Elements described in detail with reference to one embodiment, implementation, or application optionally may be included, whenever practical, in other embodiments, implementations, or applications in which they are not specifically shown or described. For example, if an element is described in detail with reference to one embodiment and is not described with reference to a second embodiment, the element may nevertheless be claimed as included in the second embodiment. Thus, to avoid unnecessary repetition in the following description, one or more elements shown and described in association with one embodiment, implementation, or application may be incorporated into other embodiments, implementations, or aspects unless specifically described otherwise, unless the one or more elements would make an embodiment or implementation non-functional, or unless two or more of the elements provide conflicting functions.

Particular embodiments of the subject matter have been described. However, other systems and methods can be used to implement the described approaches.

For example, the oilfield facility <NUM> of <FIG> has one treatment system <NUM>. Some oilfield facilities have multiple treatment systems disposed in parallel or in series. For example, facilities with longer flowlines can include multiple treatment systems <NUM> along the flowlines as shown in <FIG>. Alternatively or additionally, individual treatments systems can be operated to increase initial inhibitor concentration at the discharge from the vessel. In facilities with multiple treatment systems at intermediate locations, the spacing between systems is determined by severity of scaling problem and inhibitor release rate from solid inhibitor product.

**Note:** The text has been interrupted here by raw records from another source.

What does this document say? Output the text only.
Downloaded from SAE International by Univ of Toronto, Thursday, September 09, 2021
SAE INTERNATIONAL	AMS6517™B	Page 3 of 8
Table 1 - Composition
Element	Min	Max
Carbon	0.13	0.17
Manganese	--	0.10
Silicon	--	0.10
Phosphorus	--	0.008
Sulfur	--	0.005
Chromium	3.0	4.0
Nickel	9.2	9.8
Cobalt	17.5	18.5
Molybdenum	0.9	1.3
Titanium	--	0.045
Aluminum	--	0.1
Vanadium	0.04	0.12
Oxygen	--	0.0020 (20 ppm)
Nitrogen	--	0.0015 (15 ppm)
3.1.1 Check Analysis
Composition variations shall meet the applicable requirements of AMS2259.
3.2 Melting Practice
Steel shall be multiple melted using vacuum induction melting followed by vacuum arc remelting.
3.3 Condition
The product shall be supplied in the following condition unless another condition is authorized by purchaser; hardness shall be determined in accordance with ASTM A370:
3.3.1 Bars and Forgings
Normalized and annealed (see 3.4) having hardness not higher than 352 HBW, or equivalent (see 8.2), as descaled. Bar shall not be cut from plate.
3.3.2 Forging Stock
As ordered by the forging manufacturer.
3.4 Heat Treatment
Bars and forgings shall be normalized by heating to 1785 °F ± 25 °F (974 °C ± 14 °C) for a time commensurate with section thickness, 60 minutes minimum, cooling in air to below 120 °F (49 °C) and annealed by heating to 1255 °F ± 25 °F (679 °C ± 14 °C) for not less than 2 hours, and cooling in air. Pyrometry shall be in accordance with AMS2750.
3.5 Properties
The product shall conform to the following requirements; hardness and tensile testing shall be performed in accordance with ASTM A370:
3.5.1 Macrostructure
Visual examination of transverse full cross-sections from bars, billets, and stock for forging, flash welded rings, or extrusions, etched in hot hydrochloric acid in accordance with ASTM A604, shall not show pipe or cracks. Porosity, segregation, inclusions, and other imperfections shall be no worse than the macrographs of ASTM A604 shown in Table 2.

In another example, the actions recited in the claims can be performed in a different order and still achieve desirable results. In particular, the processes depicted in the accompanying figures do not necessarily require the particular order shown, or sequential order, to achieve desirable results. In certain implementations, multitasking and parallel processing may be advantageous. In addition, other steps may be provided, or steps may be eliminated, from the described flows, and other components may be added to, or removed from, the described systems.

Claim 1:
A method of inhibiting scale in an oilfield facility, the method comprising:
diverting, via a bypass line (<NUM>), a side stream of produced water from a pipeline (<NUM>) into a vessel (<NUM>) containing a solid scale inhibitor material (<NUM>) to release active scale inhibition compounds from the solid scale inhibitor material into the diverted produced water, wherein the active scale inhibition compounds comprise one or more of phosphonates, phosphonate esters, and polymeric compounds;
returning, via a return line (<NUM>), the diverted produced fluid containing the active scale inhibition compounds into the pipeline;
measuring a level of the active scale inhibition compounds produced in the pipeline with a sensor (<NUM>) downstream of a location at which the diverted fluid is returned to the pipeline; and
adjusting a flow rate of the diverted side stream of the produced water to change a level of active scale inhibition compounds in the flow of produced water in the pipeline based at least in part on a signal received from the sensor, wherein adjusting the flow rate of the diverted side stream comprises adjusting a main valve (<NUM>) in the pipeline positioned between a location at which the bypass line connects to the pipeline and a location at which the return line connects to the pipeline.